The rest of the team had a moment of silence for poor Sniper.

Medic was the first to speak up. "Yes, yes, it is very sad. I rather liked hearing the other team complain about their urine soaked outfits. And to think, I was planning on seeing if he could withstand staying up for several months straight." He shrugged. "Such a shame."

"Wait, you were gonna see if he could stay up? Like, without sleepin'?" Scout asked with a brief shudder. He'd tried to stay up for, like, a week once. That didn't pan out well.

"Oh, yes," said Medic. "Would make the Dummkopf's sniping better, ja? He already barely sleeps. All this would do is give him a leg up over the other Sniper." He sighed, disappointed. "Might have to use all that research on you."

Scout's mouth went agape. "Me?!" he shouted.

"Better than letting it all go to waste! A Scout never going to sleep? Why, think of all the possibilities! You could --"

Scout didn't let him finish. "Look. Stayin' up all night's great, but I kinda like havin' dreams. Usually. For the most part. Why not just get hardhat to make a robot Sniper? Don't we fight some of those anyway?"

Engineer seemed to contemplate this. "It'll take a while," he said. Scout grinned, but Engie went back to talking. "I'd have to make sure it ain't perfect. Can't give 'em reasons to replace us. I'd be the only human here, just buildin' robot versions of us all, makin' sure they can destroy Gray's army. Y'all can go back to Boston with your brothers, and..."

"We'd have to go home?" said Scout. Sure, the food was better there, and he wouldn't have to deal with all the shit that annoyed him, but he kinda liked it here. Immortality, bashing people's heads in, hats...

"Afraid so. You'd be obsolete," said Engie, putting a hand on Scout's shoulder.

Scout had no idea what that meant, but it sounded bad. "That is very bad," said Heavy, proving Scout correct. Pyro agreed, then brought up another consequence of Sniper being gone.
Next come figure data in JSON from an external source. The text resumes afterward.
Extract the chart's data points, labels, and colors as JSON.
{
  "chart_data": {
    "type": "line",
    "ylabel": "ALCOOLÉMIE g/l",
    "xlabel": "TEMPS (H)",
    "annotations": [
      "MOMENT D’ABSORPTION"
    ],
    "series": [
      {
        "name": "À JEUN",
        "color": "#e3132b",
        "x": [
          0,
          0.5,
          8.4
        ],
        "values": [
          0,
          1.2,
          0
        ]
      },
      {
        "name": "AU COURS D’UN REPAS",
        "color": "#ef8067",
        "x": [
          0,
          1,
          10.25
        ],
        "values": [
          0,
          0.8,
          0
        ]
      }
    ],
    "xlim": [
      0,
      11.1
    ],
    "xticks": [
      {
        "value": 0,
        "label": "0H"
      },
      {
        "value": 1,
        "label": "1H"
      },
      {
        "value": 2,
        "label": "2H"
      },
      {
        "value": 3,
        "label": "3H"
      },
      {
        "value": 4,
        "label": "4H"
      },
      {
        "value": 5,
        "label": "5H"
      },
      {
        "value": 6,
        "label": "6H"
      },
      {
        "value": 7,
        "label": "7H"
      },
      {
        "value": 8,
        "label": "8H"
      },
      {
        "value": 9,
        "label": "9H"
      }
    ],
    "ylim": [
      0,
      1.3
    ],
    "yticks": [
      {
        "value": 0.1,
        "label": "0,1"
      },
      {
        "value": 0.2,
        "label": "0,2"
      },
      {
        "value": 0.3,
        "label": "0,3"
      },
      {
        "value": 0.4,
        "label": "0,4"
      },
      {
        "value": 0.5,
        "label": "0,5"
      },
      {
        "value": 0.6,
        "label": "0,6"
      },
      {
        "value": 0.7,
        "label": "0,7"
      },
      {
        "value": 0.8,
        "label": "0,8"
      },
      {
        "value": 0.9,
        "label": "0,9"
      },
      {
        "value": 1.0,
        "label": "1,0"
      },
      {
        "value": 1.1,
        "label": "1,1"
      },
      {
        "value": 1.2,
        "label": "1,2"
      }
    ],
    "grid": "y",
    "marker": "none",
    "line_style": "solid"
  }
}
They all had another moment of silence for poor, obsolete, gone forever, Sniper.

Blah blah blah Scout does something


Scout looked around, trying to find the dumbass van Sniper lived in. He saw it driving away, and he chased after it, practically screaming Sniper's name to get his attention. "Stop the frickin' van, asshole!" he shouted, not giving up with the begging until the van slowed and then stopped. Scout made his way to the driver's side of the van, knocking at the window until Sniper rolled it down.

"Snipes! Ya can't leave!" said Scout. "It'll be total crap without you!"

Sniper sighed and closed his eyes. "Ain't that a shame," he said. "Eh, it's better this way. Spy cheated on me, yeah? Do ya really think I'd work with him again?" He shook his head. "I've been with RED long enough, anyway."

"Spy didn't cheat on you!" Scout blurted out. "I wrote that letter."

Sniper raised an eyebrow. "And the condoms?"

"Put lotion on 'em and put 'em on his bed."

"The lipstick kisses?"

"I stole Soldier's roommate's sleeping potion, okay? Got Demo to put some in Spy's wine, Spy drank it, I drew a buncha kisses on him," Scout said, eventually grabbing his head and making an exasperated sound. "I wanted to break you guys up! You're so frickin' annoying! And d'ya think I want you to be datin' my dad?!" He was close to crying at this point, stomping his feet in agitation. "I hate this."

Sniper stared at him, in that expression that snipers keep using when they're focused on something. "Our personal lives ain't your business."

"You sound just like Engie," Scout scoffed.

At some point, Sniper takes out a portable recorder and reveals that he recorded Scout's confessions. Also he's like, what, three years older than Scout? So that gets brought up. Point is that this asshole can't catch a break. That's the main point I'm trying to get at here. Scout was played for an absolute fool.


I don't know what an amusing ending would be. All I have is something like, "Scout decides not to fuck with his coworkers' lives", but like. Scout wouldn't learn. Also that's not a very funny ending. Sniper literally illegally recorded his partner's son's confessions lke idk I think that a more stupid ending is warranted??